[Deutschland] Prozess, RAZ, RL, Radikal – Prozessbericht vom 21. Verhandlungstag

quelle: soligruppe für gefangene

Der 21. Verhandlungstag im Prozess gegen unseren Freund und Gefährten begann am 17.11.21 um 9:05 Uhr. Am Mittwoch waren zwölf solidarische Personen im Gericht anwesend, ob im Verlauf des Verhandlungstages weitere Personen noch vor dem Gericht waren, wissen wir nicht.

Bevor die Schlussreden der Staatsanwaltschaft und der Verteidigung gehalten wurden, fragte die Richterschaft die Verteidigung, ob noch weitere Erklärungen oder Anträge zu veröffentlichen, bzw. noch zu beantragen wären. Die Frage wurde verneint, ebenso verneinte der Mandant die Frage, ob er noch etwas zu sagen habe. Da keine Beweisanträge offen seien und es kein Verständigungsgespräch gegeben hatte, ging es zum Plädoyer über.

Die Staatsanwaltschaft begann. Sie sei aufgrund der Beweise davon überzeugt, dass die RAZ – eine sozialrevolutionäre, antiimperialistische, kommunistische, marxistisch-leninistische Gruppe – durch den Klassenkampf und gewalttätige Aktionen die BRD stürzen wollen würde, damit auch die freiheitliche demokratische Grundordnung, mit dem Ziel eine klassenlose und staatenlose Gesellschaft aufzubauen. Diese habe sich zu ihren Taten bekannt und diese auch mit dem Namen früherer Revolutionärer unterschrieben, was auf ihre historische Bezugnahme hindeuten sollte. Die Aktionen waren Anschläge gegen ein Jobcenter, das Haus der Wirtschaft und das Bundeshaus, das Versenden von Patronen an mehrere Personen, die Verschickung der Kommuniqués in Form von Mails – wo der Staatsanwalt natürlich nochmal erinnern musste, dass darin stand, dass in Zukunft die nächsten Patronen per Express verschickt werden würden –, Anschläge auf die Senatsverwaltung sowie das Amtsgericht Wedding und dass dem Angeklagten eine Mitwirkung bei drei Aktionen vorgeworfen wird.

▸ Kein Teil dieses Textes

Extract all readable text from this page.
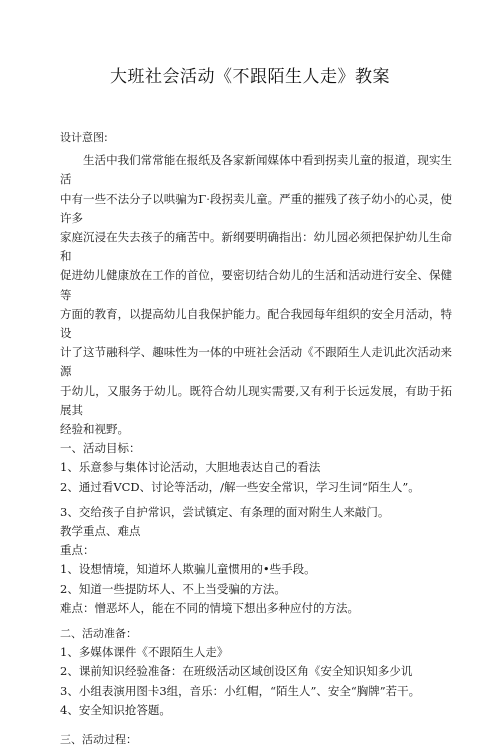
大班社会活动《不跟陌生人走》教案

设计意图:

生活中我们常常能在报纸及各家新闻媒体中看到拐卖儿童的报道，现实生活
中有一些不法分子以哄骗为Γ·段拐卖儿童。严重的摧残了孩子幼小的心灵，使许多
家庭沉浸在失去孩子的痛苦中。新纲要明确指出：幼儿园必须把保护幼儿生命和
促进幼儿健康放在工作的首位，要密切结合幼儿的生活和活动进行安全、保健等
方面的教育，以提高幼儿自我保护能力。配合我园每年组织的安全月活动，特设
计了这节融科学、趣味性为一体的中班社会活动《不跟陌生人走讥此次活动来源
于幼儿，又服务于幼儿。既符合幼儿现实需要,又有利于长远发展，有助于拓展其
经验和视野。

一、活动目标：

1、乐意参与集体讨论活动，大胆地表达自己的看法

2、通过看VCD、讨论等活动，/解一些安全常识，学习生词“陌生人”。

3、交给孩子自护常识，尝试镇定、有条理的面对附生人来敲门。

教学重点、难点

重点：

1、设想情境，知道坏人欺骗儿童惯用的•些手段。

2、知道一些提防坏人、不上当受骗的方法。

难点：憎恶坏人，能在不同的情境下想出多种应付的方法。

二、活动准备：

1、多媒体课件《不跟陌生人走》

2、课前知识经验准备：在班级活动区域创设区角《安全知识知多少讥

3、小组表演用图卡3组，音乐：小红帽，“陌生人”、安全“胸牌”若干。

4、安全知识抢答题。

三、活动过程：
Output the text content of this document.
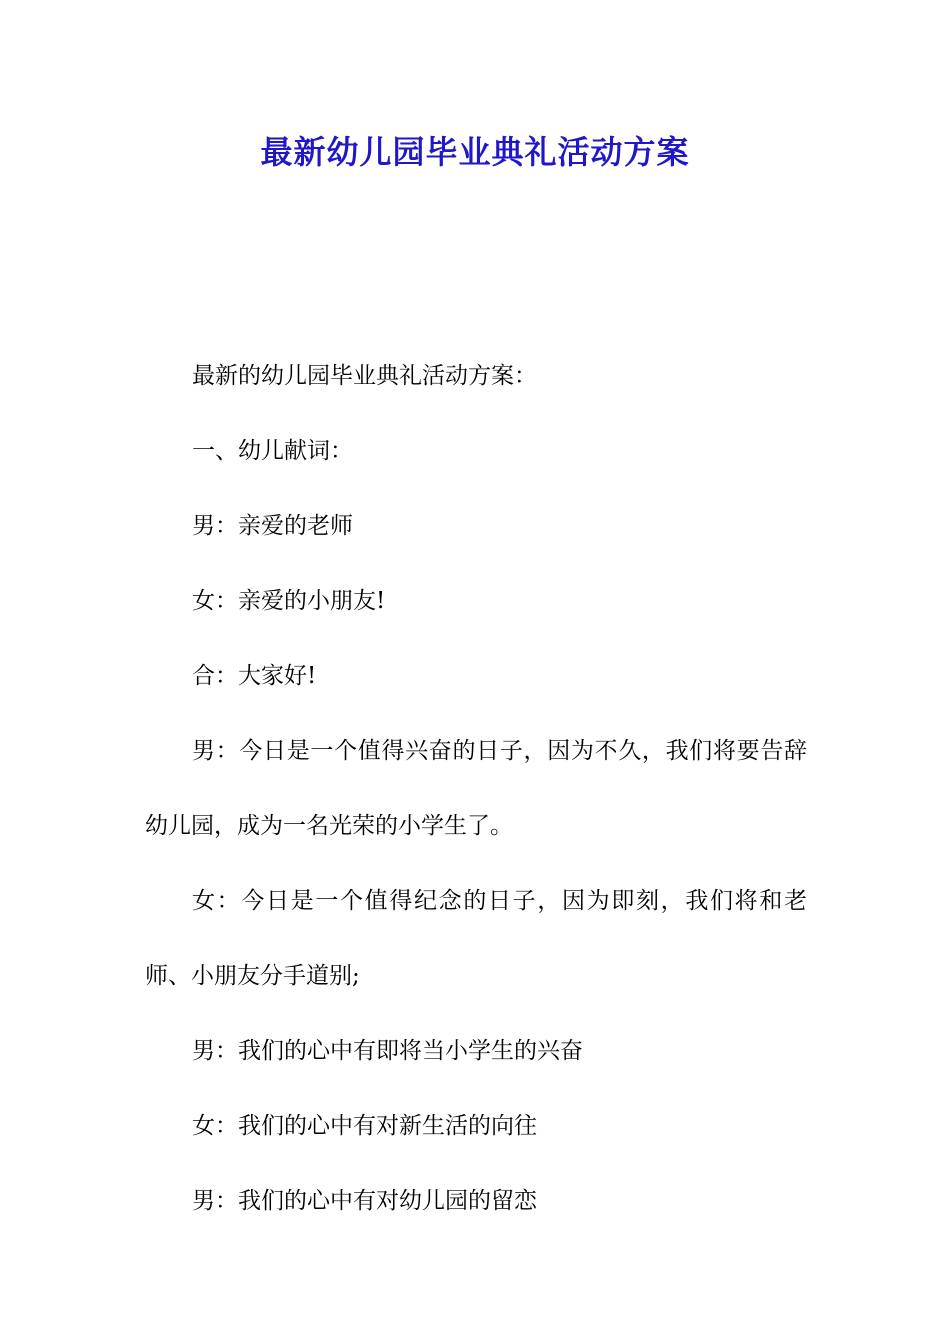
最新幼儿园毕业典礼活动方案

最新的幼儿园毕业典礼活动方案：

一、幼儿献词：

男：亲爱的老师

女：亲爱的小朋友!

合：大家好!

男：今日是一个值得兴奋的日子，因为不久，我们将要告辞幼儿园，成为一名光荣的小学生了。

女：今日是一个值得纪念的日子，因为即刻，我们将和老师、小朋友分手道别;

男：我们的心中有即将当小学生的兴奋

女：我们的心中有对新生活的向往

男：我们的心中有对幼儿园的留恋
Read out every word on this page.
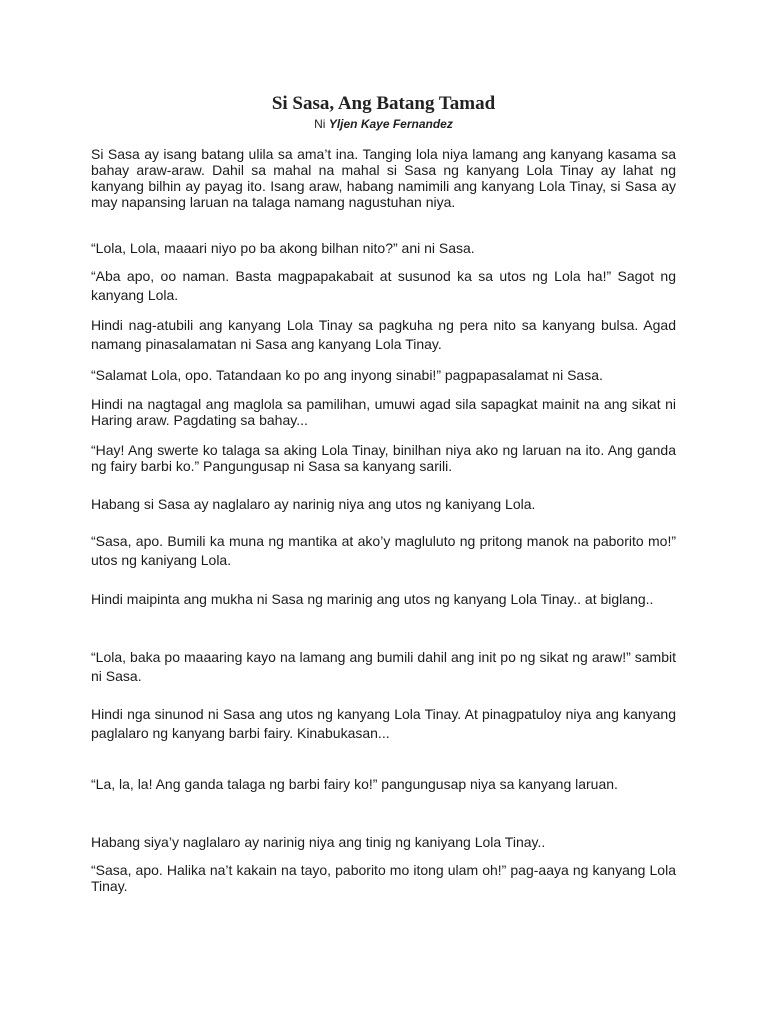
Si Sasa, Ang Batang Tamad

Ni Yljen Kaye Fernandez

Si Sasa ay isang batang ulila sa ama’t ina. Tanging lola niya lamang ang kanyang kasama sa bahay araw-araw. Dahil sa mahal na mahal si Sasa ng kanyang Lola Tinay ay lahat ng kanyang bilhin ay payag ito. Isang araw, habang namimili ang kanyang Lola Tinay, si Sasa ay may napansing laruan na talaga namang nagustuhan niya.

“Lola, Lola, maaari niyo po ba akong bilhan nito?” ani ni Sasa.

“Aba apo, oo naman. Basta magpapakabait at susunod ka sa utos ng Lola ha!” Sagot ng kanyang Lola.

Hindi nag-atubili ang kanyang Lola Tinay sa pagkuha ng pera nito sa kanyang bulsa. Agad namang pinasalamatan ni Sasa ang kanyang Lola Tinay.

“Salamat Lola, opo. Tatandaan ko po ang inyong sinabi!” pagpapasalamat ni Sasa.

Hindi na nagtagal ang maglola sa pamilihan, umuwi agad sila sapagkat mainit na ang sikat ni Haring araw. Pagdating sa bahay...

“Hay! Ang swerte ko talaga sa aking Lola Tinay, binilhan niya ako ng laruan na ito. Ang ganda ng fairy barbi ko.” Pangungusap ni Sasa sa kanyang sarili.

Habang si Sasa ay naglalaro ay narinig niya ang utos ng kaniyang Lola.

“Sasa, apo. Bumili ka muna ng mantika at ako’y magluluto ng pritong manok na paborito mo!” utos ng kaniyang Lola.

Hindi maipinta ang mukha ni Sasa ng marinig ang utos ng kanyang Lola Tinay.. at biglang..

“Lola, baka po maaaring kayo na lamang ang bumili dahil ang init po ng sikat ng araw!” sambit ni Sasa.

Hindi nga sinunod ni Sasa ang utos ng kanyang Lola Tinay. At pinagpatuloy niya ang kanyang paglalaro ng kanyang barbi fairy. Kinabukasan...

“La, la, la! Ang ganda talaga ng barbi fairy ko!” pangungusap niya sa kanyang laruan.

Habang siya’y naglalaro ay narinig niya ang tinig ng kaniyang Lola Tinay..

“Sasa, apo. Halika na’t kakain na tayo, paborito mo itong ulam oh!” pag-aaya ng kanyang Lola Tinay.
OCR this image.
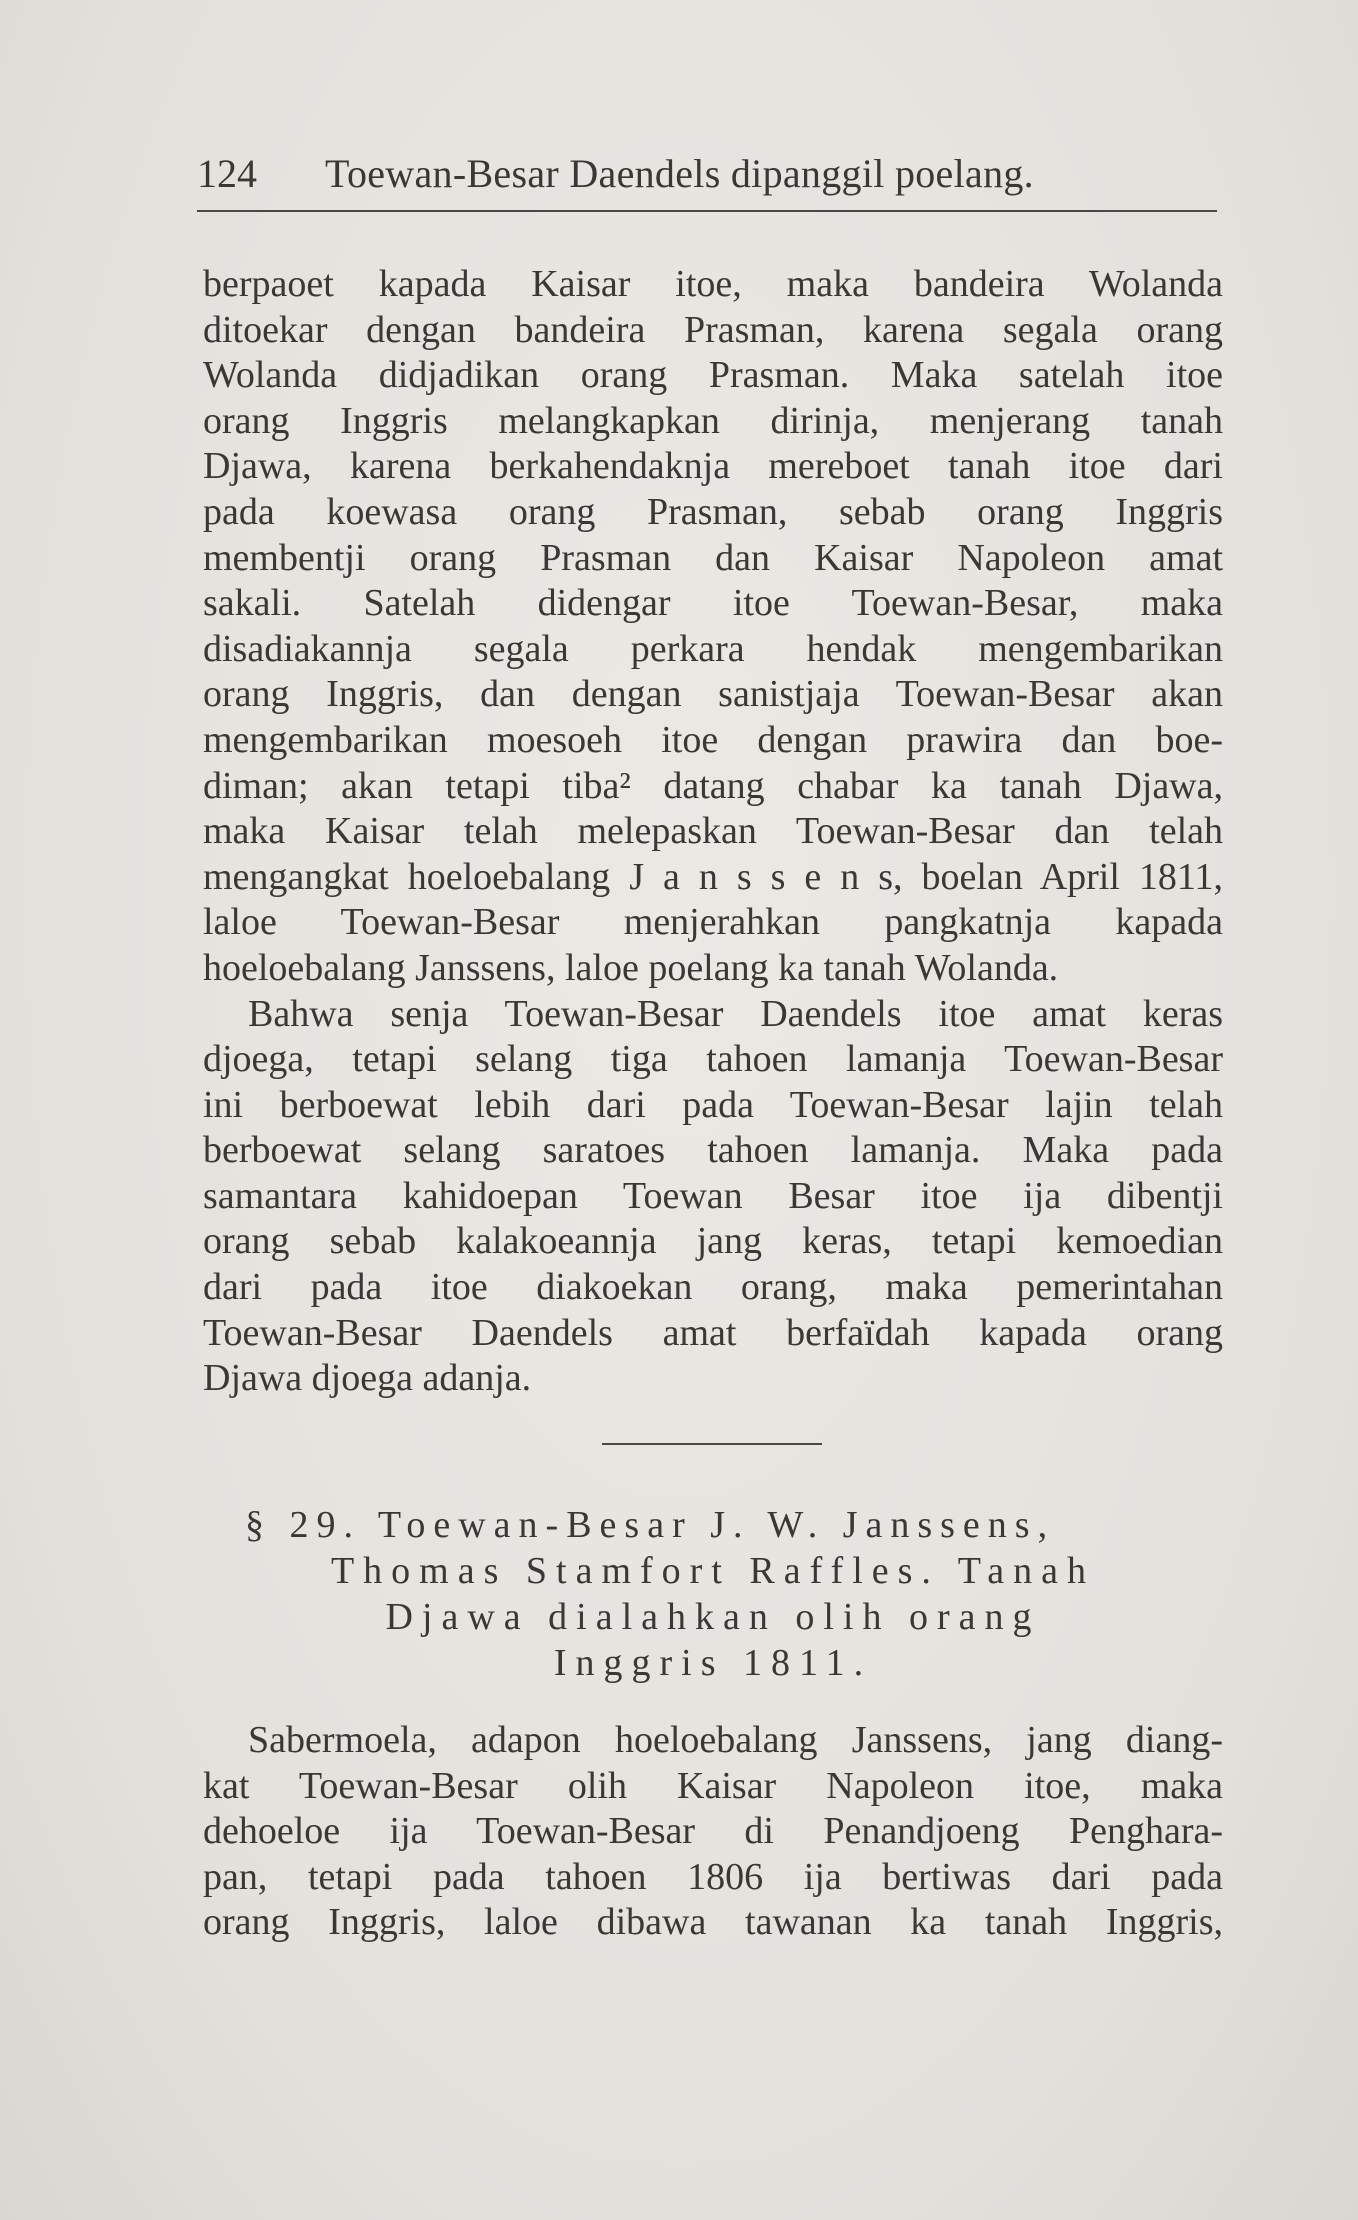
124 Toewan-Besar Daendels dipanggil poelang.
berpaoet kapada Kaisar itoe, maka bandeira Wolanda
ditoekar dengan bandeira Prasman, karena segala orang
Wolanda didjadikan orang Prasman. Maka satelah itoe
orang Inggris melangkapkan dirinja, menjerang tanah
Djawa, karena berkahendaknja mereboet tanah itoe dari
pada koewasa orang Prasman, sebab orang Inggris
membentji orang Prasman dan Kaisar Napoleon amat
sakali. Satelah didengar itoe Toewan-Besar, maka
disadiakannja segala perkara hendak mengembarikan
orang Inggris, dan dengan sanistjaja Toewan-Besar akan
mengembarikan moesoeh itoe dengan prawira dan boe-
diman; akan tetapi tiba² datang chabar ka tanah Djawa,
maka Kaisar telah melepaskan Toewan-Besar dan telah
mengangkat hoeloebalang J a n s s e n s, boelan April 1811,
laloe Toewan-Besar menjerahkan pangkatnja kapada
hoeloebalang Janssens, laloe poelang ka tanah Wolanda.
Bahwa senja Toewan-Besar Daendels itoe amat keras
djoega, tetapi selang tiga tahoen lamanja Toewan-Besar
ini berboewat lebih dari pada Toewan-Besar lajin telah
berboewat selang saratoes tahoen lamanja. Maka pada
samantara kahidoepan Toewan Besar itoe ija dibentji
orang sebab kalakoeannja jang keras, tetapi kemoedian
dari pada itoe diakoekan orang, maka pemerintahan
Toewan-Besar Daendels amat berfaïdah kapada orang
Djawa djoega adanja.
§ 29. Toewan-Besar J. W. Janssens,
Thomas Stamfort Raffles. Tanah
Djawa dialahkan olih orang
Inggris 1811.
Sabermoela, adapon hoeloebalang Janssens, jang diang-
kat Toewan-Besar olih Kaisar Napoleon itoe, maka
dehoeloe ija Toewan-Besar di Penandjoeng Penghara-
pan, tetapi pada tahoen 1806 ija bertiwas dari pada
orang Inggris, laloe dibawa tawanan ka tanah Inggris,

Zu dem ersten Anklagepunkt, es geht um den Anschlag auf das Haus der Wirtschaft, sehe die Staatsanwaltschaft keine Beteiligung des Angeklagten im strafrechtlichen Sinne. Dennoch gehe er davon aus, dass der Angeklagte die Kommuniqués verschickt habe, trotz der Beweiswürdigung und trotz seiner Verweigerung sich zu äußern, würde es Beweise durch die Polizeiermittlung geben, die dies beweisen würden, so der Staatsanwalt. Er habe nämlich mit Aufmerksamkeit die Medien übers Internet verfolgt, als ein Aktion stattgefunden hatte und er die Kommuniqués verschickt haben soll. Auch wenn dies nicht bewiesen werden konnte und auch die Beweise des BfV vernichtet worden sind, die anscheinend nach zehn Jahren die eigenen Akten vernichten, sowie es unklar sei, ob er sich zum Zeitpunkt der Aktionen überhaupt zu Hause befand bzw. ob er dort allein war, ob er nun im Copyshop gewesen sei und dort Kopien gemacht hätte, all dies ließe sich nicht mehr feststellen. Daher würde der Staatsanwalt in diesem Fall die Anklage fallen lassen.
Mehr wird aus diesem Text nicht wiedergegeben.